Legendary Viking settlement possibly discovered in Iceland
Los Angeles Times
A University of California, Los Angeles, team has apparently found the Iceland home of Snorri Thorfinnsson, the first person of European descent born in the New World.
Icelandic sagas from the 13th century tell the story of how Snorri's parents led the first Scandinavian group that tried to settle in Vinland — on the Canadian coast — around A.D. 1000.
The attempt failed and the family moved to Iceland, but Snorri was born while they were there.
The "Vinland Sagas," which also tell the story of Leif Ericson, are the earliest recorded history of the Scandinavian people, but there has long been a debate over whether they represent real events or are tales meant to deliver a moral message.
The 1960 discovery of Viking settlements at L'Anse aux Meadows in Newfoundland provided some confirmation of the sagas. The apparent discovery of Snorri's home provides more.
"These sagas were written in Iceland, and they must have been thinking about this site," said UCLA archaeologist John Steinberg, who led the expedition. "Could this specific story (in the saga) be true? This site may well hold the answers."
The UCLA team found what it believes to be Snorri's home about 150 yards east of the Glaumbaer Folk Museum, just outside the seaside village of Saudarkrokur. The museum, which documents 18th-century rural Icelandic life, was once thought to have been built on the site of Snorri's home
Archaeologist Kevin Smith of Hunter College in New York added: "This is a fairly large, fairly well-appointed house. It's in the right place, from the right time. It may well be (Snorri's home)."
The "Vinland Sagas" tell the story of four Viking voyages to the New World. The second saga recounts the story of the pagan Thorfinn Karlsefni, who married the converted Christian woman Gudrid Thorbjarnardottir. With three boats containing 60 to 70 people, livestock, seeds and other supplies, they left for the New World around A.D. 1000 to establish a colony.
According to the sagas: "Karlsefni's son Snorri was born (in Vinland) the first autumn and was 3 years old when they left."
"Conflict with the native population made the settlement impossible," Smith said, and they returned to Iceland, where they established a farm. Thorfinn sailed to Norway and sold a boatload of goods from Vinland, which made him relatively rich.

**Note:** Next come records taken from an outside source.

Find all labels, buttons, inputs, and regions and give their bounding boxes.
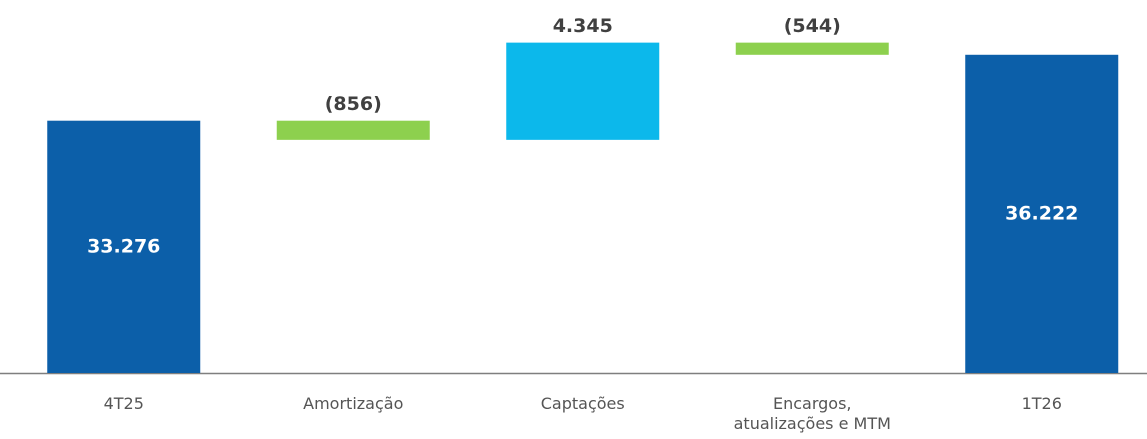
value-label: (856) <box>325 93 382 115</box>
value-label: 36.222 <box>1005 202 1078 224</box>
bar <box>276 120 430 140</box>
value-label: (544) <box>784 15 841 37</box>
bar <box>506 42 660 140</box>
x-tick-label: Amortização <box>303 394 404 413</box>
x-tick-label: Captações <box>540 394 625 413</box>
bar <box>735 42 889 55</box>
value-label: 33.276 <box>87 235 160 257</box>
bar <box>965 54 1119 374</box>
bar <box>47 120 201 374</box>
x-tick-label: 4T25 <box>103 394 144 413</box>
x-tick-label: Encargos, atualizações e MTM <box>733 394 891 433</box>
x-tick-label: 1T26 <box>1021 394 1062 413</box>
value-label: 4.345 <box>553 15 613 37</box>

Gudrid, described in the sagas as "the most attractive of women and one to be reckoned with in all her dealings," made one or more trips between Iceland and Greenland and eventually traveled to Rome to meet the pope. She became a nun and returned to Iceland, where she established a church.
Steinberg's project in Iceland is a survey of 26 farms in five areas of the Skagafjordur fjord valley in northern Iceland. This region, he said, "is one of the few documented chiefdoms" known.
Archaeology is difficult in Iceland, an island about the size of Kentucky. There are virtually no trees, so buildings were constructed from turf. The inhabitants also severely abused their environment.
"They put way too many sheep on the land, and all the soil from the highlands eventually blew onto the coastal regions," Steinberg said. "As a result, the archaeology is invisible, especially in the most important areas."
The UCLA team has been surveying the region with sophisticated equipment that measures the electrical conductivity and resistance of soil. The turf used in construction has a much lower conductivity, so electrical patterns reveal where walls are located.
The building is "a classic German fortress longhouse like the Great Hall of Beowulf," Steinberg said.
It is 95 feet long — about 50 percent longer than Viking longhouses in Newfoundland and Trelleborg, Denmark, indicating prosperity — and about 30 feet wide, with 5-foot-thick walls. A thick floor of ash and trampled clay was found at the house's center, about 85 feet long, 5 feet and 7 inches wide. Six-foot-wide raised sleeping benches line both sides of the building.
A thin layer of volcanic ash from the 1104 eruption of Mount Hekla covers the remains, indicating the structure was abandoned about 1100, when residents moved up the hill to what is now the site of the museum.
The team has found few artifacts at the site, but they have not excavated much of the building.